P.J. O'Rourke on Government "Charity"
Charity is one of the great responsibilities of freedom. But, in order for us to be responsible - and therefore free - that responsibility must be personal.
There is no virtue in compulsory government charity, and there is no virtue in advocating it. A politician who portrays himself as "caring" and "sensitive" because he wants to expand the government's charitable programs is merely saying that he's willing to try to do good with other people's money. Well, who isn't? And a voter who takes pride in supporting such programs is telling us that he'll do good with his own money - if a gun is held to his head.
When government quits being something we use only in an emergency and becomes the principal source of aid and assistance in our society, then the size, expense and power of government are greatly increased. The decision that politicians are wiser, kinder and more honest than we are and that they, not we, should control the dispensation of eleemosynary goods and services is, in itself, a diminishment of the individual and proof that we're jerks.
Government charity causes other problems. If responsibility is removed from friends, family and self, social ties are weakened. We don't have to look after our parents; they've got their Social Security check and are down in Atlantic City with it right no w. Parents don't have to look after their kids; Head Start, a high school guidance counselor and AmeriCorps take care of that. Our kids don't have to look after themselves; if they become addicted to drugs, there's methadone, and if they get knocked up, t here's always AFDC. The neighbors, meanwhile, aren't going to get involved; if they step outside, they'll be cut down by the 9mm crossfire from the drug wars between the gangs all the other neighbors belong to.

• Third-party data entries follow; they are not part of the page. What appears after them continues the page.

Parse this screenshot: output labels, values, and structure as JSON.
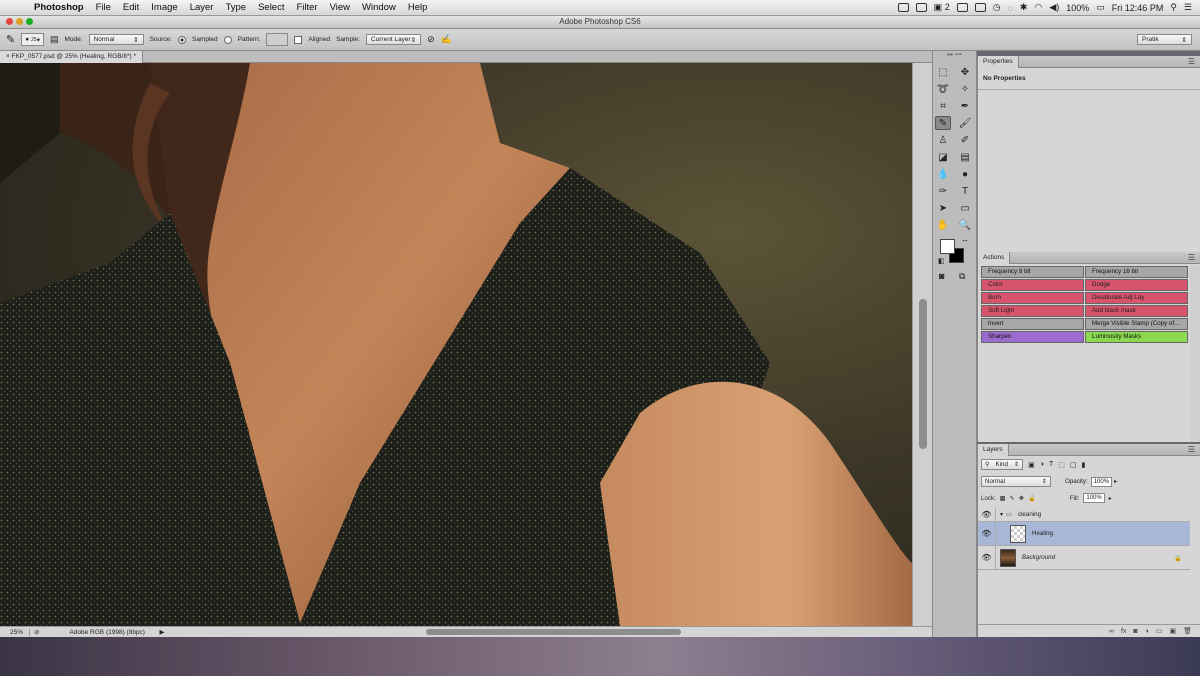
{
  "menubar": {
    "app": "Photoshop",
    "items": [
      "File",
      "Edit",
      "Image",
      "Layer",
      "Type",
      "Select",
      "Filter",
      "View",
      "Window",
      "Help"
    ],
    "right": {
      "adobe_count": "2",
      "battery": "100%",
      "clock": "Fri 12:46 PM"
    }
  },
  "window": {
    "title": "Adobe Photoshop CS6"
  },
  "options": {
    "brush_size": "25",
    "mode_label": "Mode:",
    "mode_value": "Normal",
    "source_label": "Source:",
    "sampled_label": "Sampled",
    "pattern_label": "Pattern:",
    "aligned_label": "Aligned",
    "sample_label": "Sample:",
    "sample_value": "Current Layer",
    "workspace": "Pratik"
  },
  "document": {
    "tab_title": "FKP_0577.psd @ 25% (Healing, RGB/8*) *",
    "zoom": "25%",
    "doc_info": "Adobe RGB (1998) (8bpc)"
  },
  "properties": {
    "tab": "Properties",
    "empty_text": "No Properties"
  },
  "actions": {
    "tab": "Actions",
    "buttons": [
      {
        "label": "Frequency 8 bit",
        "color": "gray"
      },
      {
        "label": "Frequency 16 bit",
        "color": "gray"
      },
      {
        "label": "Color",
        "color": "red"
      },
      {
        "label": "Dodge",
        "color": "red"
      },
      {
        "label": "Burn",
        "color": "red"
      },
      {
        "label": "Desaturate Adj Lay",
        "color": "red"
      },
      {
        "label": "Soft Light",
        "color": "red"
      },
      {
        "label": "Add black mask",
        "color": "red"
      },
      {
        "label": "Invert",
        "color": "gray"
      },
      {
        "label": "Merge Visible Stamp (Copy of...",
        "color": "gray"
      },
      {
        "label": "Sharpen",
        "color": "purple"
      },
      {
        "label": "Luminosity Masks",
        "color": "green"
      }
    ]
  },
  "layers": {
    "tab": "Layers",
    "kind": "Kind",
    "blend_mode": "Normal",
    "opacity_label": "Opacity:",
    "opacity": "100%",
    "lock_label": "Lock:",
    "fill_label": "Fill:",
    "fill": "100%",
    "items": [
      {
        "name": "cleaning",
        "type": "group"
      },
      {
        "name": "Healing",
        "type": "layer",
        "selected": true
      },
      {
        "name": "Background",
        "type": "background"
      }
    ]
  }
}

Making charity part of the political system confuses the mission of government. Charity is, by its nature, approximate and imprecise. Are you guiding the old lady across the street or are you just jerking her around? It's hard to know when enough charity has been given. Parents want to give children every material advantage but don't want a pack of spoiled brats. There are no exact rules of charity. But a government in a free society must obey exact rules or that government's power is arbitrary and freedom is lost. This is why government works best when it is given limited and well-defined tasks to perform.